The Court of Appeal also noted that the order had all the hallmarks of an interim order, being capable of variation at a final hearing, if necessary.
This case serves as a reminder that, under rule 22.7(1) FPR, the general rule in family proceedings is that evidence at hearings other than the final hearing is to be by written statement. This is unless the Court, any other rule, a practice direction or any other enactment requires otherwise.
Under rule 22.8(1) FPR, where, at a hearing other than a final hearing, evidence is given in writing, any party may apply to the Court for permission to cross-examine the person giving the evidence. Therefore, only written evidence is permitted at interim hearings unless an application is made and granted for the witness to attend for oral evidence. The onus is firmly on the party who wishes to challenge the written evidence to apply for the witness’s attendance.
If, as per the appeal, the father had wanted the ISW to give evidence as to his findings, the father should have made an application for the same. Alternatively, a direction for statements from the parties could have been included in the agreed case management directions put before the judge at the first appointment hearing. Neither of these happened. Instead, the parties agreed that the issue should be determined on submissions, which it was.
The Court of Appeal in this case issued a caution to the judiciary about making an interim order under the Children Act, which effectively determines a final issue. However, the Court also acknowledged that the judiciary are to make orders in accordance with the statutory principles in s1 of the Children Act and that, on occasions, this will require the making of an interim order.
In any event, this case reminds us that the making of an interim order does not preclude the Court at the final hearing from reverting to the earlier arrangement, or indeed any other arrangement considered to be in the children’s best interests at that time.
Finally, the case indicates that, certainly at the judicial level, there is a view that nesting arrangements are only likely to serve the children’s best interests in the short term. They can work well and be of benefit to both parents and children alike, when the parents are in accord. However, eventually, the damage caused by the children’s exposure to any parental conflict will be outweighed by any benefit to the children of remaining settled in the former family home.
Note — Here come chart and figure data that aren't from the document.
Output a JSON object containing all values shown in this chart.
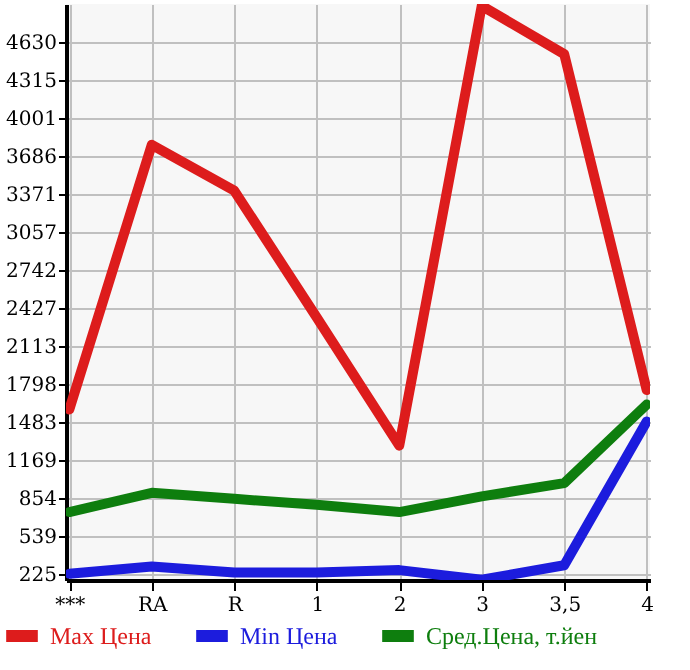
{
  "chart_data": {
    "type": "line",
    "categories": [
      "***",
      "RA",
      "R",
      "1",
      "2",
      "3",
      "3,5",
      "4"
    ],
    "series": [
      {
        "name": "Max Цена",
        "color": "#dd1c1c",
        "values": [
          1590,
          3780,
          3400,
          2350,
          1290,
          4930,
          4530,
          1750
        ]
      },
      {
        "name": "Min Цена",
        "color": "#1c1cdd",
        "values": [
          230,
          290,
          240,
          240,
          260,
          180,
          300,
          1490
        ]
      },
      {
        "name": "Сред.Цена, т.йен",
        "color": "#0e7e0e",
        "values": [
          740,
          900,
          850,
          800,
          740,
          870,
          980,
          1630
        ]
      }
    ],
    "ylim": [
      178,
      4945
    ],
    "yticks": [
      225,
      539,
      854,
      1169,
      1483,
      1798,
      2113,
      2427,
      2742,
      3057,
      3371,
      3686,
      4001,
      4315,
      4630
    ],
    "grid": true,
    "legend": "bottom",
    "marker": "none",
    "line_style": "solid"
  }
}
The Court of Appeal was, of course, not required to consider the practical pros and cons of nesting arrangements and I shall not go into detail about that here. Suffice to say, whilst nesting allows children to remain settled in familiar surroundings, providing them with valuable stability and consistency, clients should be reminded of the practical and financial implications of such arrangements. Each parent will need another property to live in when they are not with the children, which could mean that they are paying for at least two properties. Consideration must also be given to who will pay for the food and utility bills at any given time and what will happen if either parent establishes a new relationship.
Ultimately, such arrangements require a high level of trust and cooperation between the parties, which are likely to be in finite supply if, as in this case, the parties have had no choice but to issue proceedings in the Family Court.